Gidiş o gidiş; bir saat oldu yok, iki saat oldu yok..
Baktım arayan soran yok; en sonunda ben aradım; "sıra mı var, yoksa Recep bey mi minderinizi kalın serdi, kahvenizi okkalı söyledi de dönmediniz; ne oldu, nasıl geçti" görüşme diye sordum...
"Abi bizim Recep beye yüzümüz tutmadı" dediler...
"Neden gitmediniz, gitseniz; iyi kötü bir şey denirdi size" deyince de; gittik de makama çıkmadık.. Çünkü Özel İdarenin ana giriş protokol yolunda yürürken gördük ki, buranın yolu bizim köylerin yolundan da kötü... Özel idarenin ve şehrin vitrinindeki yol bu durumdayken biz köyümüze nasıl yol isteyelim" şeklinde cevap verdiler...
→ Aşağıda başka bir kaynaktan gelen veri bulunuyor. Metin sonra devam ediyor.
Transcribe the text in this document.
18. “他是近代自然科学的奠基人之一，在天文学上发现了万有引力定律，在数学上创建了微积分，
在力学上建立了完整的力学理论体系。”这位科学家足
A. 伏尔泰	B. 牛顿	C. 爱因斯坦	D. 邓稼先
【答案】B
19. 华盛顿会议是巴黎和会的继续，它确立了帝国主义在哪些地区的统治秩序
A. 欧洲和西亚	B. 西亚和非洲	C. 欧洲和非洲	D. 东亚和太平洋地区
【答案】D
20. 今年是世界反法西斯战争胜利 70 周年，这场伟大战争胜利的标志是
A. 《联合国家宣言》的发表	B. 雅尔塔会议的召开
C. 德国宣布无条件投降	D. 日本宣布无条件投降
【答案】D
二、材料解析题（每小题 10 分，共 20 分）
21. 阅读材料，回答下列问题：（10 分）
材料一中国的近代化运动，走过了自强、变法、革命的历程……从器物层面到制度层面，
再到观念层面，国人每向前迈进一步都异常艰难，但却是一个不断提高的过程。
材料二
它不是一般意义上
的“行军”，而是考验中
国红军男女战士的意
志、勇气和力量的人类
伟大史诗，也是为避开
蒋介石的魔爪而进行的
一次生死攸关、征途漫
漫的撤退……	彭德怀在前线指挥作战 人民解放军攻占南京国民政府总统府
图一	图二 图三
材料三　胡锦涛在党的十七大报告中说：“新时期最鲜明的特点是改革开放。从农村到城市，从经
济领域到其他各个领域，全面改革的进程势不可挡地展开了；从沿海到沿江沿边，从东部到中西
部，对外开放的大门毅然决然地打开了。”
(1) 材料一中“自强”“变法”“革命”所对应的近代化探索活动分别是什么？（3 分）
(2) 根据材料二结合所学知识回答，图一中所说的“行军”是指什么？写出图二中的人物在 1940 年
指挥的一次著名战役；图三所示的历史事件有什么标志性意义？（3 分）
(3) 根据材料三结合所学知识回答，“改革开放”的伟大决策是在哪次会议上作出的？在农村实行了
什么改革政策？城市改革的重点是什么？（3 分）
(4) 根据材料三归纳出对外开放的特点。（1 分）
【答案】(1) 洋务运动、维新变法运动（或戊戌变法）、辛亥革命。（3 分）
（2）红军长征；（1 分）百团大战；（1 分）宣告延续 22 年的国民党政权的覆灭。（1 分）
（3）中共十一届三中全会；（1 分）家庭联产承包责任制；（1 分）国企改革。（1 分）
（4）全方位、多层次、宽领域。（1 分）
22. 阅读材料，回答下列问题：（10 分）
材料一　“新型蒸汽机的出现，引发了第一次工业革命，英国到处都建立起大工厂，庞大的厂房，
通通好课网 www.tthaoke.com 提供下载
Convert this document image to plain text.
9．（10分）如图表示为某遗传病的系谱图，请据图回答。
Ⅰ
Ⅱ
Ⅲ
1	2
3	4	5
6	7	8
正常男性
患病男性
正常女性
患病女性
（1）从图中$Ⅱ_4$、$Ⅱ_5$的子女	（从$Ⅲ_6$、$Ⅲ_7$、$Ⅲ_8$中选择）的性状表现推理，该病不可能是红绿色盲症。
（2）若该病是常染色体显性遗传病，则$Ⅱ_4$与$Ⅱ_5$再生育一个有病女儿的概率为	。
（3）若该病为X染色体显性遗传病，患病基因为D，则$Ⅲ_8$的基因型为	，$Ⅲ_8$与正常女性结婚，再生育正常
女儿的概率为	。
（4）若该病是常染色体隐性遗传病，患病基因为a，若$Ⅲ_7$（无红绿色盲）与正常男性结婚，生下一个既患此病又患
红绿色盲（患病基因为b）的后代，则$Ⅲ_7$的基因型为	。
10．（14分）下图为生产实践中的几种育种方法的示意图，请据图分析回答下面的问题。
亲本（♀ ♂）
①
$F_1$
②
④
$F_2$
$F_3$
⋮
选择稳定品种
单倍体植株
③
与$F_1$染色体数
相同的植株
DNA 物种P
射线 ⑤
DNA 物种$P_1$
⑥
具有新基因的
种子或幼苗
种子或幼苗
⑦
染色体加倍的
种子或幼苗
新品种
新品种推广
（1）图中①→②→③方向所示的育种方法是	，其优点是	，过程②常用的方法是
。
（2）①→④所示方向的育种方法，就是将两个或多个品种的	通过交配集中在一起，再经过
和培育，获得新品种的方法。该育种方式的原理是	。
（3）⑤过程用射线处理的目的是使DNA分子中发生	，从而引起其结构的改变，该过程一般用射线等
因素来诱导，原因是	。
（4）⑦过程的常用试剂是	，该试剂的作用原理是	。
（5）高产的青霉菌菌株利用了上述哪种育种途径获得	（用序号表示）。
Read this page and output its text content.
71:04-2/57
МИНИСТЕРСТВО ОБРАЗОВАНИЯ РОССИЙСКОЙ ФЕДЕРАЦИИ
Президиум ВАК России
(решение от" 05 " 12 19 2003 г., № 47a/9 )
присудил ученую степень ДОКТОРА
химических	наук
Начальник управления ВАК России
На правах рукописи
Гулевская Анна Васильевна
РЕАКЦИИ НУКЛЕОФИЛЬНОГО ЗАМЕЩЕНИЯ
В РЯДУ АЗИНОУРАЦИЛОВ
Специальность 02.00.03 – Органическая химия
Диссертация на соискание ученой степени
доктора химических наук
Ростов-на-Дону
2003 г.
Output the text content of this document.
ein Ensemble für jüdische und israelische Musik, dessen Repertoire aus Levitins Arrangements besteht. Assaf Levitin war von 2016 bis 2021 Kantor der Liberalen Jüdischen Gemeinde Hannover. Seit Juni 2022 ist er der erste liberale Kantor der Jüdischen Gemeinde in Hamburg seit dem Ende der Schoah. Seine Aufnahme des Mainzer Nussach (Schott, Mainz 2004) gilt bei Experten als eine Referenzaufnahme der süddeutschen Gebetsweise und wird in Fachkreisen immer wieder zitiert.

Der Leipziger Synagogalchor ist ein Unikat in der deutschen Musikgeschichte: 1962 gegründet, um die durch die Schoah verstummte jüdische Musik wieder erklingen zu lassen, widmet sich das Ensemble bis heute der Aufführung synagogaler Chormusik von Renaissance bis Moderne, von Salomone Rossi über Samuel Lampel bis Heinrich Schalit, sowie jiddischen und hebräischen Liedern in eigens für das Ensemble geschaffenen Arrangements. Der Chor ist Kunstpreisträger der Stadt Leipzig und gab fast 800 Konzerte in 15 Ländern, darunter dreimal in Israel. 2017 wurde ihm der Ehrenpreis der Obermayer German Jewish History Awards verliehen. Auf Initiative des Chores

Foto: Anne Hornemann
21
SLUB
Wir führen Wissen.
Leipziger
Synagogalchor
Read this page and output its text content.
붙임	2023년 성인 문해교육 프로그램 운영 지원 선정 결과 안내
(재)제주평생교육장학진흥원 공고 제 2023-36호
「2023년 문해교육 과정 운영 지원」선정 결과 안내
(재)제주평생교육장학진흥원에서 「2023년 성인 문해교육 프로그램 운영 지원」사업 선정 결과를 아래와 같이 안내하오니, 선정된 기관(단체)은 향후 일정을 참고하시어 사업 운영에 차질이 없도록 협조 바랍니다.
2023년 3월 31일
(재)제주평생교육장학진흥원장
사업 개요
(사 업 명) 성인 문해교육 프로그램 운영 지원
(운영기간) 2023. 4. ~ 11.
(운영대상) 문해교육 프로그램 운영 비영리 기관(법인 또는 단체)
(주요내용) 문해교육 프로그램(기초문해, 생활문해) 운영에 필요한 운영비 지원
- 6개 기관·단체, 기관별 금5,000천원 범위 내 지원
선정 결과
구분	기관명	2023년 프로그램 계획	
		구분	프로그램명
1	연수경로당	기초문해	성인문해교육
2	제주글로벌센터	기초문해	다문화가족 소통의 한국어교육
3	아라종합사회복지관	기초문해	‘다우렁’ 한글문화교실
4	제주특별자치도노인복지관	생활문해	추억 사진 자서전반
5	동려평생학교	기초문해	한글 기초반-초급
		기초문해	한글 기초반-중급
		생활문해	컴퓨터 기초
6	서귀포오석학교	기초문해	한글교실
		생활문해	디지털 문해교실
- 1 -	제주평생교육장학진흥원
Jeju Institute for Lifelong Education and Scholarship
-Eee; ne yapacaksınız ya...
-Biz de bir yere oturduk, içecek bir şeyler söyledik onu konuşuyoruz...
-Çay mı içiyorsunuz...
-Yok abi ne çayı; rakı söyledik. Bu dert çay kafasıyla çözülecek dert değil... Muhtarlar aramızda özel idarenin yolunu köy meralarını satarak mı, köylüye döküm döküp para toplayarak mı yapsak diye konuşuyoruz. Valinin, vekillerin, il dışından gelen misafirlerin kullandığı bu yol yapılmadan bize uyku yok...
Şaka bir tarafa; görüntüler Tokat İl Özel İdaresinin ana kapısı ve protokol yolundan...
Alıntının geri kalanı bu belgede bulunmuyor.